The human condition. It is immeasurably complex, multi- faceted, beautiful and terrible, mournful yet joyous – and it has been an endless fountain of inspiration for artists through the ages. It is into this source that Tennessee-born singer-songwriter Kate Prascher taps with her debut full-length album Shake
The Dust
. It takes an honest, raw look into human experience, especially the parts that, as Prascher sees it,
don’t usually make it into polite conversation: what happens to those left behind after a death, how do people feel tearing themselves free from unreciprocated love, what if we don’t feel fulfilled in life?

That doesn’t mean, however, that there isn’t also light.
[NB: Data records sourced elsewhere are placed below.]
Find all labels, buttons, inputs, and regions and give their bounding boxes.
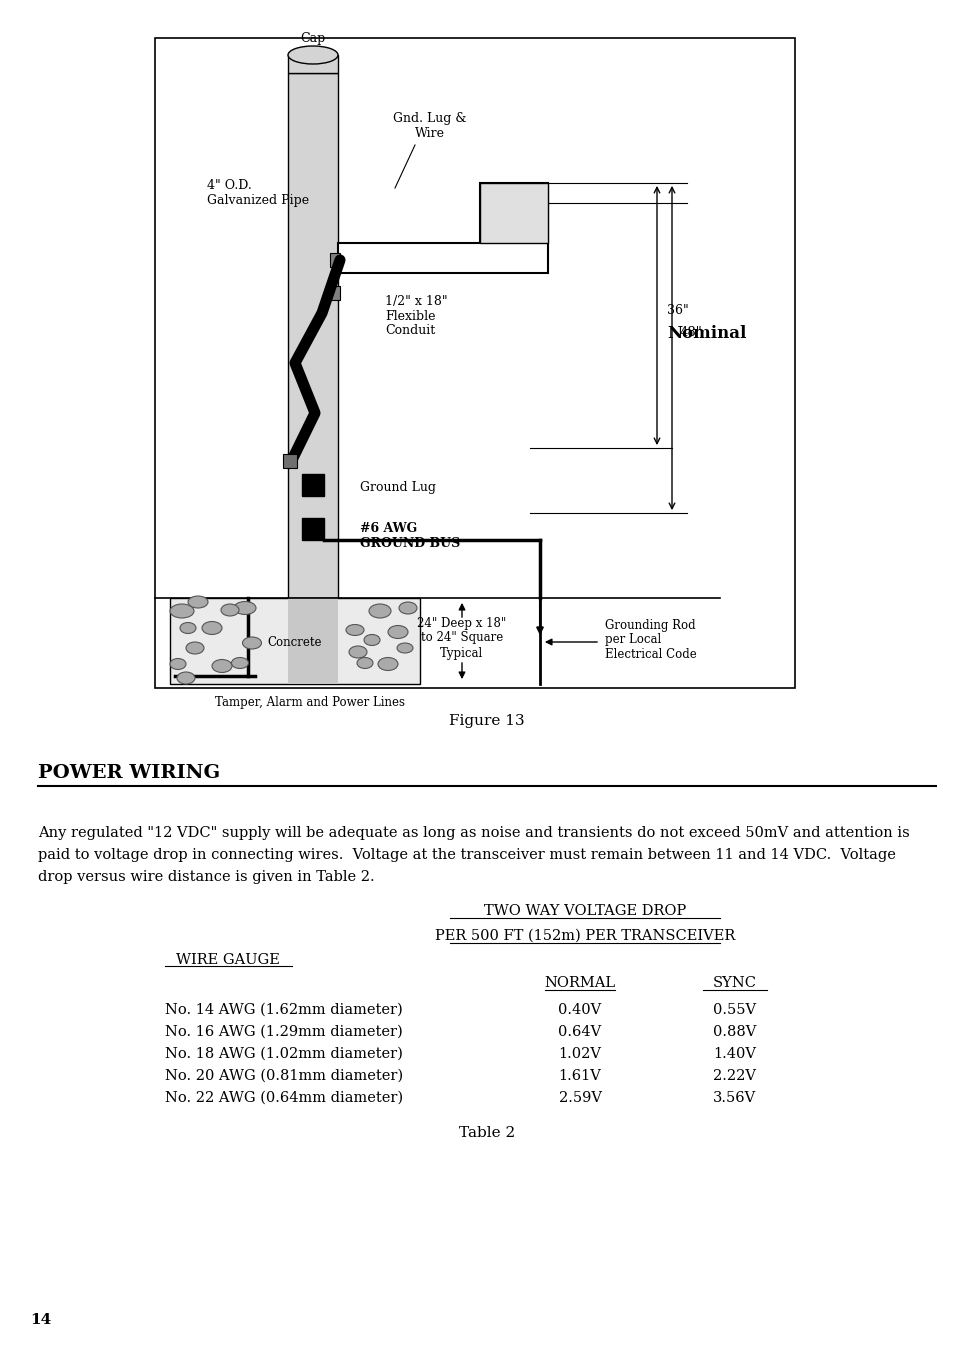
Ellipse shape [369, 604, 391, 618]
Ellipse shape [186, 642, 204, 655]
Text: NORMAL: NORMAL [544, 976, 616, 990]
Text: Concrete: Concrete [268, 637, 322, 649]
Text: 14: 14 [30, 1313, 52, 1327]
Ellipse shape [177, 672, 195, 684]
Text: 2.22V: 2.22V [714, 1069, 757, 1082]
Ellipse shape [346, 625, 364, 636]
Text: Any regulated "12 VDC" supply will be adequate as long as noise and transients d: Any regulated "12 VDC" supply will be ad… [38, 826, 910, 841]
Ellipse shape [170, 659, 186, 669]
Text: Nominal: Nominal [667, 325, 746, 342]
Bar [155, 38, 795, 689]
Ellipse shape [349, 646, 367, 659]
Text: Ground Lug: Ground Lug [360, 482, 436, 494]
Text: drop versus wire distance is given in Table 2.: drop versus wire distance is given in Ta… [38, 870, 375, 884]
Text: POWER WIRING: POWER WIRING [38, 765, 220, 782]
Text: Cap: Cap [300, 33, 325, 45]
Bar [170, 598, 420, 684]
Text: 1/2" x 18"
Flexible
Conduit: 1/2" x 18" Flexible Conduit [385, 295, 448, 338]
Text: 2.59V: 2.59V [558, 1090, 602, 1105]
Bar [283, 454, 297, 469]
Bar [302, 517, 324, 540]
Polygon shape [480, 183, 548, 243]
Text: 0.40V: 0.40V [558, 1004, 602, 1017]
Text: 0.88V: 0.88V [713, 1025, 757, 1039]
Ellipse shape [364, 634, 380, 645]
Text: Table 2: Table 2 [459, 1126, 515, 1139]
Text: 36": 36" [667, 304, 689, 316]
Ellipse shape [180, 622, 196, 633]
Text: WIRE GAUGE: WIRE GAUGE [176, 953, 280, 967]
Text: 1.02V: 1.02V [558, 1047, 602, 1061]
Text: Grounding Rod
per Local
Electrical Code: Grounding Rod per Local Electrical Code [605, 618, 696, 661]
Ellipse shape [399, 602, 417, 614]
Ellipse shape [232, 657, 248, 668]
Bar [288, 73, 338, 598]
Text: No. 14 AWG (1.62mm diameter): No. 14 AWG (1.62mm diameter) [165, 1004, 403, 1017]
Text: Tamper, Alarm and Power Lines: Tamper, Alarm and Power Lines [215, 697, 405, 709]
Ellipse shape [388, 626, 408, 638]
Text: 1.40V: 1.40V [714, 1047, 757, 1061]
Text: #6 AWG
GROUND BUS: #6 AWG GROUND BUS [360, 521, 461, 550]
Ellipse shape [243, 637, 261, 649]
Text: SYNC: SYNC [713, 976, 757, 990]
Text: No. 16 AWG (1.29mm diameter): No. 16 AWG (1.29mm diameter) [165, 1025, 403, 1039]
Text: TWO WAY VOLTAGE DROP: TWO WAY VOLTAGE DROP [484, 904, 686, 918]
Polygon shape [338, 183, 548, 273]
Ellipse shape [288, 46, 338, 64]
Text: 0.64V: 0.64V [558, 1025, 602, 1039]
Ellipse shape [378, 657, 398, 671]
Bar [330, 287, 340, 300]
Ellipse shape [202, 622, 222, 634]
Text: paid to voltage drop in connecting wires.  Voltage at the transceiver must remai: paid to voltage drop in connecting wires… [38, 847, 896, 862]
Ellipse shape [188, 596, 208, 608]
Text: 24" Deep x 18"
to 24" Square
Typical: 24" Deep x 18" to 24" Square Typical [418, 617, 506, 660]
Ellipse shape [357, 657, 373, 668]
Text: 3.56V: 3.56V [713, 1090, 757, 1105]
Text: No. 20 AWG (0.81mm diameter): No. 20 AWG (0.81mm diameter) [165, 1069, 403, 1082]
Ellipse shape [221, 604, 239, 617]
Text: Figure 13: Figure 13 [449, 714, 525, 728]
Ellipse shape [212, 660, 232, 672]
Text: 0.55V: 0.55V [713, 1004, 757, 1017]
Bar [288, 598, 338, 684]
Text: No. 18 AWG (1.02mm diameter): No. 18 AWG (1.02mm diameter) [165, 1047, 403, 1061]
Bar [288, 56, 338, 73]
Text: No. 22 AWG (0.64mm diameter): No. 22 AWG (0.64mm diameter) [165, 1090, 403, 1105]
Text: 4" O.D.
Galvanized Pipe: 4" O.D. Galvanized Pipe [207, 179, 309, 206]
Text: 1.61V: 1.61V [558, 1069, 601, 1082]
Text: Gnd. Lug &
Wire: Gnd. Lug & Wire [393, 111, 467, 140]
Text: 48": 48" [680, 326, 703, 340]
Ellipse shape [397, 642, 413, 653]
Bar [330, 253, 340, 268]
Bar [302, 474, 324, 496]
Text: PER 500 FT (152m) PER TRANSCEIVER: PER 500 FT (152m) PER TRANSCEIVER [434, 929, 735, 942]
Ellipse shape [170, 604, 194, 618]
Ellipse shape [234, 602, 256, 615]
Sprinkled throughout Shake The Dust are scatterings of hope, second chances, and bold moves toward the future. Featuring the vast musical talent of Bobby Hawk (Taylor Swift), Bennett Sullivan (Bright Star), Nate Sabat (Mile Twelve) and Jason Borisoff (Cricket Tell the Weather), Shake The Dust takes us on a journey of emotional snapshots: We are pulled into a lively country dance in ‘Roving Rounder’, the banjo line inviting us onto the dance floor – before we realise that the lyrics tell a very different story, of a life unfulfilled, the singer looking to escape her past.

In ‘Mary Ellen’, we follow a woman breaking free from a partner who does not love her, the banjo marking the motion of the taxi as it carries her away. ‘Don’t Return’ explores the quieter hours after a break-up, the music swirling as darkly as the lyrics, passionate and bluesy. And in ‘Heart Like a Cage’, perhaps Prascher’s most personal track, the singer watches crows dancing in the empty sky as she struggles with fundamental questions at a time of transition in her life.

Prascher finishes with the sweet, light-footed ‘Back to Asheville’, in which she shakes off the dust of the past, of guilt and regret, and looks firmly to the future. Country folk, blues, and bluegrass shake hands in Shake The Dust, underpinned by Prascher’s wonderfully clear, pure vocals that exude a vulnerability reflected in the themes of her songs. It has been said of the album that “Kate Prascher doesn’t
want you to look at her. She wants you to see what she sees”. So why not lend her your ear – what do you see?